News  |  Nigeria  |  National  

Govt targets 100,000 direct jobs textile sector’s revival policy

By Collins Olayinka, Abuja   |   22 January 2015   |   4:11 am  

THE Federal Government has targeted over 100,000 direct jobs under its new textile sector’s revival policy.

  The newly launched national cotton, textile and garment policy is expected to outline the roadmap for the revival of the comatose textile industry.

   The Minister of Trade and Investment, Dr. Olusegun Aganga stated this during the launching of the policy in Abuja on Tuesday.

   Already, the government has also sealed a pact with an international garment manufacturer, Vlisco group, to railroad the policy.

   Speaking at the ceremony, the Minister said the pact is expected to generate 100,000 direct jobs between now and 2017, while another 1.3million indirect jobs are also expected during the period.

   He explained that about $59 investment flow is expected to be committed into the Nigerian industrial master plan with another $14 billion going into petroleum products, chemicals and fertilizer sub-sectors.

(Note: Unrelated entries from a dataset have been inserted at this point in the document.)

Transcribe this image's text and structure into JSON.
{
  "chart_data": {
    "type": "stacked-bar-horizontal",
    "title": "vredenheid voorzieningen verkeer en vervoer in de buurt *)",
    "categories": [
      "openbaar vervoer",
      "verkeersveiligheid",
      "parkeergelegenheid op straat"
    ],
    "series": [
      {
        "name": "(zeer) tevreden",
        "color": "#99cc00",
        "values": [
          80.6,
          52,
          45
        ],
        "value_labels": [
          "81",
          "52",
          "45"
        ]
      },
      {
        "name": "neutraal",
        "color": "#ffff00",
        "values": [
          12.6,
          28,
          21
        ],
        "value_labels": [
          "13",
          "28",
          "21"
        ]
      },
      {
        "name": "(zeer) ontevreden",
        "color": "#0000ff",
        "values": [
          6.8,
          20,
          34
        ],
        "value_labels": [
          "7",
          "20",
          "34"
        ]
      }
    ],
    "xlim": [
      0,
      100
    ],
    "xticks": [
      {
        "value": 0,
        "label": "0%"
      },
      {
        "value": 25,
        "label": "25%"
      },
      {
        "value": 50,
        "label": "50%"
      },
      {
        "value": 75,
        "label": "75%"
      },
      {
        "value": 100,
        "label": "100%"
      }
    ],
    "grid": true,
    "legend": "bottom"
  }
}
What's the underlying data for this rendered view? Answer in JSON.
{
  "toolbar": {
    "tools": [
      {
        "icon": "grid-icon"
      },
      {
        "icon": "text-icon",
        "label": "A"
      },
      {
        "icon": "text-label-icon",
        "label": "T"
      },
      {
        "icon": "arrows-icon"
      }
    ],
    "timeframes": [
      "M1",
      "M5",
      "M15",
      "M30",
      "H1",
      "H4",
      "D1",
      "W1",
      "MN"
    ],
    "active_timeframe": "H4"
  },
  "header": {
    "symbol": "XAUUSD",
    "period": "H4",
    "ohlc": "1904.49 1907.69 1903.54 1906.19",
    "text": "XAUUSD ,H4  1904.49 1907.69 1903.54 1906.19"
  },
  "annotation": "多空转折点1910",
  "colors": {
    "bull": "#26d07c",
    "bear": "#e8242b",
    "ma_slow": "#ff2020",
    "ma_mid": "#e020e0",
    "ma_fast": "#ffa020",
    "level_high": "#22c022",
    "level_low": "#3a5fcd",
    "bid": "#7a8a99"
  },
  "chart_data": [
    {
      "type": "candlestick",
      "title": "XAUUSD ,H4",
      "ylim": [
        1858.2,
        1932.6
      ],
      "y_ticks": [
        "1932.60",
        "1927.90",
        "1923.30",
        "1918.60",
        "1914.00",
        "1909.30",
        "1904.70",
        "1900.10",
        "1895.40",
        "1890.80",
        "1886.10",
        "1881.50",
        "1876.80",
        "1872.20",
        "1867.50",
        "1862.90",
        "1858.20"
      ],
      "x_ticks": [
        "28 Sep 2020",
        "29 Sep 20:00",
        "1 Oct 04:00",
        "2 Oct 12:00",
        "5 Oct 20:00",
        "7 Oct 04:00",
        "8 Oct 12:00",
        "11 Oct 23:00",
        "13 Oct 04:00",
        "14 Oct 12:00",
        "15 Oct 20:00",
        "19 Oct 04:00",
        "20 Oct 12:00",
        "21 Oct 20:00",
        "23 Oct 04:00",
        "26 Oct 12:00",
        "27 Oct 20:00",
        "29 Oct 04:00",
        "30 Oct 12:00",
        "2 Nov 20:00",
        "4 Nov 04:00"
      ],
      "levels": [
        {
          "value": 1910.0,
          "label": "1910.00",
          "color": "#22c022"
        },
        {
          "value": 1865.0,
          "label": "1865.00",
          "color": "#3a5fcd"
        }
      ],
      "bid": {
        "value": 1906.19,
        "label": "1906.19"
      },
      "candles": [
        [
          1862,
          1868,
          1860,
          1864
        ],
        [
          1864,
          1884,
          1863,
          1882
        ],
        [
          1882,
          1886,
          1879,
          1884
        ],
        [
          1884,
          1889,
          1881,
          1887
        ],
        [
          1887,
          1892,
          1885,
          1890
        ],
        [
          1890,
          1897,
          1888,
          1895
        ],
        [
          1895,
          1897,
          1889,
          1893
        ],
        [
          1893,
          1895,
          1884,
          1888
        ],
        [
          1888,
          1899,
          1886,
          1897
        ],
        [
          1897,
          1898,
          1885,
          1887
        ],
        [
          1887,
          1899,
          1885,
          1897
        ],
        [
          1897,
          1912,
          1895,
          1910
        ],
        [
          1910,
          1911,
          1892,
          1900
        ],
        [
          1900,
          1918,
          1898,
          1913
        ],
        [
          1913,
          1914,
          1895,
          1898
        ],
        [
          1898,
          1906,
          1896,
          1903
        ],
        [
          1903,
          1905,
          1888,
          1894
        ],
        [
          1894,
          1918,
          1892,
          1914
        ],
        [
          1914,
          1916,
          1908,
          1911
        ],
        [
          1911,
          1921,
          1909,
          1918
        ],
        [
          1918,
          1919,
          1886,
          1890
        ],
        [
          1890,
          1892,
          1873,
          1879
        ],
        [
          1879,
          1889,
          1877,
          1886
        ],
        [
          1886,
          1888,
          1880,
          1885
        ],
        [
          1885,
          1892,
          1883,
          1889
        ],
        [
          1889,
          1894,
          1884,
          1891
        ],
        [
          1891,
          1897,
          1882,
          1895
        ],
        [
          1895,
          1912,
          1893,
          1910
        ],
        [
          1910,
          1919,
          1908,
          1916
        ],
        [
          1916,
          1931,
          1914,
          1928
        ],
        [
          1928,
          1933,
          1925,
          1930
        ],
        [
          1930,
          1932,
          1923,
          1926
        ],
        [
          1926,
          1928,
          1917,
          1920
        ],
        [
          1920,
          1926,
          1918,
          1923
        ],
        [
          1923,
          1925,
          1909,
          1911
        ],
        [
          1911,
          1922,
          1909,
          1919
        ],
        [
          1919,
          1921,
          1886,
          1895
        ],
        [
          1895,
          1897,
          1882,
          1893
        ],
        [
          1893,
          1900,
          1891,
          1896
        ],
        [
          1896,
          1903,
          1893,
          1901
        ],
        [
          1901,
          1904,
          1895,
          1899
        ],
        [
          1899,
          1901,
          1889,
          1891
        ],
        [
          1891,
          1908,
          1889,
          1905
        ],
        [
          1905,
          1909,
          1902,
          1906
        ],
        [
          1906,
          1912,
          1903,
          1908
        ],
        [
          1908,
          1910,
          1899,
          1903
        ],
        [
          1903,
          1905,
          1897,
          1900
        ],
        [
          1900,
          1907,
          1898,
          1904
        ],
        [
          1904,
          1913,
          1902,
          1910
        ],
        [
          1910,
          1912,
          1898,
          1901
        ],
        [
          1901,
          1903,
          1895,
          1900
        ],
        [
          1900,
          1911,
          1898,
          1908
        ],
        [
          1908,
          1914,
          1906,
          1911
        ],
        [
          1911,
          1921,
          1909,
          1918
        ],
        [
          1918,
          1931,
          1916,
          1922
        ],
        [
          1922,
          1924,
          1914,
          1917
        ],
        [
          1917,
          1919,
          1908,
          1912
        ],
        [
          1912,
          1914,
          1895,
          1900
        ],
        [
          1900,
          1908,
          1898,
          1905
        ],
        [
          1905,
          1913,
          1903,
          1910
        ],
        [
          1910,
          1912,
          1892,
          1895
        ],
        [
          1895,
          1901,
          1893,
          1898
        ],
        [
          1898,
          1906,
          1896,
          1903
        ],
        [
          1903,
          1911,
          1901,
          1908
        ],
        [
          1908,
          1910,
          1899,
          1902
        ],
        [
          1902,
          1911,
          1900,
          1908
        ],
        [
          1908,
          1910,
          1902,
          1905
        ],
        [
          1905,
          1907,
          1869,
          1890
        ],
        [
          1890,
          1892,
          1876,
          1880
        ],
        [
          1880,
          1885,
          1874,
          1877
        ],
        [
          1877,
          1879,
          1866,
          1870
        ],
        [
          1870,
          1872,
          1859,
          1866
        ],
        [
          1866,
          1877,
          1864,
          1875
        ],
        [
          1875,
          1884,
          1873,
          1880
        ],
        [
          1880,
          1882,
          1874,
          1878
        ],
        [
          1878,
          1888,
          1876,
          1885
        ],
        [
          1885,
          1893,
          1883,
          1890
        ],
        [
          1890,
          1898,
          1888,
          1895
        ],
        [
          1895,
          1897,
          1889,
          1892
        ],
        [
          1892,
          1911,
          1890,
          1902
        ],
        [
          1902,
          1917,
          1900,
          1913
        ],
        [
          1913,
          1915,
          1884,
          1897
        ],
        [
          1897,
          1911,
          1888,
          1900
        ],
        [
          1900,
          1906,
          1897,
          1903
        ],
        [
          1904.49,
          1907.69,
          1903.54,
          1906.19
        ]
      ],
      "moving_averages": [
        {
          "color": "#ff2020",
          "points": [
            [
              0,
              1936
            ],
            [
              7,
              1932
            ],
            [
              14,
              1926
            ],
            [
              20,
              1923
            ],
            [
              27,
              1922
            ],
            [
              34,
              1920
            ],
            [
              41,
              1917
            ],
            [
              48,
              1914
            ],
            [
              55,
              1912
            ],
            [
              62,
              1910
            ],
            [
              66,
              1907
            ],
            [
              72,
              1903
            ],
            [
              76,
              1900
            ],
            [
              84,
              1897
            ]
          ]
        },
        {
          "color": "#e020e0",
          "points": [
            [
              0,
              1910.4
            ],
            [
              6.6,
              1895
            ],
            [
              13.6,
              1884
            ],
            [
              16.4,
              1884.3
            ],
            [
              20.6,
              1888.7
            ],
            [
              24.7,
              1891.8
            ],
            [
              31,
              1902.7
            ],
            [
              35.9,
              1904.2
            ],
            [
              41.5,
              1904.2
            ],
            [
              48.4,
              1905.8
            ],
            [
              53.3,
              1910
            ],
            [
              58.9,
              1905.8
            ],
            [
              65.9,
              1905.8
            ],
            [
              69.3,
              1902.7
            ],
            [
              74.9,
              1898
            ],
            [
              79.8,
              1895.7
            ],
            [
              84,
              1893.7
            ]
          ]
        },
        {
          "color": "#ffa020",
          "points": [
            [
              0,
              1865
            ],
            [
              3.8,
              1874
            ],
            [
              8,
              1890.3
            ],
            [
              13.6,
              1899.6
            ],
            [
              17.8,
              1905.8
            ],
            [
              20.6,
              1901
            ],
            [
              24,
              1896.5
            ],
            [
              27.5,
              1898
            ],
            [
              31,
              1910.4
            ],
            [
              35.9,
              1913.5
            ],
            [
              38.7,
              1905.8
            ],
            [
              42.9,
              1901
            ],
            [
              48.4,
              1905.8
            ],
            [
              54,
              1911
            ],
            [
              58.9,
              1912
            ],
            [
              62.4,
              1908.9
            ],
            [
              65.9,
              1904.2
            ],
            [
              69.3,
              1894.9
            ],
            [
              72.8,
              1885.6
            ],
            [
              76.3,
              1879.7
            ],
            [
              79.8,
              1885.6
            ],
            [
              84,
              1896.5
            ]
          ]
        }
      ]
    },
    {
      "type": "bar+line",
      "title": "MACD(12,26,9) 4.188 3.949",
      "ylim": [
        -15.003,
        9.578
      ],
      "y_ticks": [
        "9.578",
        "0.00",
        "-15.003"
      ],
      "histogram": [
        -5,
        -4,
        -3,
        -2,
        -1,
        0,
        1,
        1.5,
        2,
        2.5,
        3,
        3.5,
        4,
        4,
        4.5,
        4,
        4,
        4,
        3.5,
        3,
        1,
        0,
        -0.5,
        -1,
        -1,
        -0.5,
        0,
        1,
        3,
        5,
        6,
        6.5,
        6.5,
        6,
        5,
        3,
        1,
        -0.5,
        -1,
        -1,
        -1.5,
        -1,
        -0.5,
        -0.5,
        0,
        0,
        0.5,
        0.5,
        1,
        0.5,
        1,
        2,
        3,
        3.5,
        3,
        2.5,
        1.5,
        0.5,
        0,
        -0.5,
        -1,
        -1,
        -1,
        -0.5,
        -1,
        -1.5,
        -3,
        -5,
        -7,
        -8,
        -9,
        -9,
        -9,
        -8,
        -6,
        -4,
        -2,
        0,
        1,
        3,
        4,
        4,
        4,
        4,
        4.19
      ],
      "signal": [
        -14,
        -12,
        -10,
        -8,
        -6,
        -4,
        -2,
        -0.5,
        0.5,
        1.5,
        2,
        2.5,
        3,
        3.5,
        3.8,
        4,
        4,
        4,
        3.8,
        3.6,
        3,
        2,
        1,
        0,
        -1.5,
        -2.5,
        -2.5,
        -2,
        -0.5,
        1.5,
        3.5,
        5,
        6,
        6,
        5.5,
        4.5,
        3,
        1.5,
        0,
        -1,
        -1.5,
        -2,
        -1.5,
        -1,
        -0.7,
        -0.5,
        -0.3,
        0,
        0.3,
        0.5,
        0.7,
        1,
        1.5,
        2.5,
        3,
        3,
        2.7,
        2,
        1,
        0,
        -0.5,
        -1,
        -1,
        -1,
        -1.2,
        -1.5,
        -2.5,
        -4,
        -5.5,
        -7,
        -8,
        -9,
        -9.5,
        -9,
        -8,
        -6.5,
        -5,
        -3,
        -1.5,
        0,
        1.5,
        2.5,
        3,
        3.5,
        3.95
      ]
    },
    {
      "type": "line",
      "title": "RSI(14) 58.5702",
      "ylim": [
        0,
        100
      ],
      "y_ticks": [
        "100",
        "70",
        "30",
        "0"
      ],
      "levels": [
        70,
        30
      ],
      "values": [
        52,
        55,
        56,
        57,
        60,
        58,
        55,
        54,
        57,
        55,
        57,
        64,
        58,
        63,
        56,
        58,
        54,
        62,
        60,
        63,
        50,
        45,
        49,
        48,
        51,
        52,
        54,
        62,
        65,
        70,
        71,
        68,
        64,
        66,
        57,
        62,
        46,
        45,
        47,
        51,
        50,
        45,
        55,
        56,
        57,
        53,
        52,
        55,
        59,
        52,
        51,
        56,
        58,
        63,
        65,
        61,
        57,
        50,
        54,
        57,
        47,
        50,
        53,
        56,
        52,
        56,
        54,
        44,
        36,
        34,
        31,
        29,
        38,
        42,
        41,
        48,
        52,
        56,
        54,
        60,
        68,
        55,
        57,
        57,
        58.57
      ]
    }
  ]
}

   Aganga argued that the steps are already been taken to diversify Nigeria’s economy as shown in the identification of 13 items government is targeting to diversify the national economy base.

   He added: “If we must realize our industrial dreams, we cannot continue to be a country that will be importing petroleum products but a net exporter of refined petroleum products. As at today, Nigeria already has a solution to the plummeting oil prices in the international market. All that is required is accelerating implementation process. 

  “By doing this, we will be able to diversify the economy of this nation. All military and para-military agencies and government schools are now to purchase Nigerian-made textiles and garments. In addition, we will work with the private sector, schools in particular are to be encouraged to source their materials locally.”

   With an estimated, 170 million people, the Minister submitted that Nigeria is in line to becoming the third largest nation in the world by 2070 after India and China, which is a massive asset for textile industry and other related goods to thrive.

   He also lamented the inability of Nigeria and other African countries to make maximum use of the African Growth and Opportunity Act (AGOA), which allows unfettered access to the United States economy.

   His words: “Most countries in Africa have the opportunity to export goods to the United States of America under the African Growth and Opportunity Act (AGOA). Sadly, most African countries have not been able to take advantage of this opportunity available to the exportation of non-oil sector. Only Mauritius, Lesotho, Kenya and South Africa have taken the advantage of this opportunity. Nigeria has not taken the opportunity to do this quota and duty free to export goods to the United States.”

   He listed the advantages of the policy to include a rise from the current level of 24, 000 jobs in the sector to 200,000 direct employment by 2017.

  “Also, indirect employment is expected to increase from 650,000, which we have today to 1.3milion jobs by 2017. It is also expected that cotton farmers, factory workers, tailors, fashion designers, garment manufacturers, wholesalers, retailers, logistic providers will all benefit from this policy. I am aware that some investors are presently exploring setting up of a tailoring academy in Nigeria. This will be another game changer that will have effect on job creation.”

   On his part, the Chief Executive Officer of Vlisco group, Hans Ouwendijk, said the strategic partnership is a win-win situation for all concerned.

   He said: “We want assist Nigeria revitalize this important sector. Vlisco group has been operating since 1846 that designs, prints and distributes of different garment brands. All the brands of garments we will be manufacturing in Nigeria will be a copy of what we do in other parts of the world with the same quality. We have started the process of getting cotton here in Nigeria for our operations. Discussions are on going with a Nigerian company to make this happen. 

  “From 1st of April 2015, our products will include cottons that are sourced from Nigeria. We have indeed began manufacturing in Nigeria and some of the products that were manufactured here have been exported to neighbouring countries like Ivory Coast and Benin Republic.”



  • emmanuel kalu

    This is one reason why i believe the income president should keep this minister. he has a vision and he is working hard on making it happen. if nigeria want to develop any industry or sector our govt has to pay a major role in every aspect. most especially in the demand and creation of the market avenue. it is a good policy to mandate that every govt agencies should get their clothes from a nigeria company. we should ensure that raw material is also from nigeria.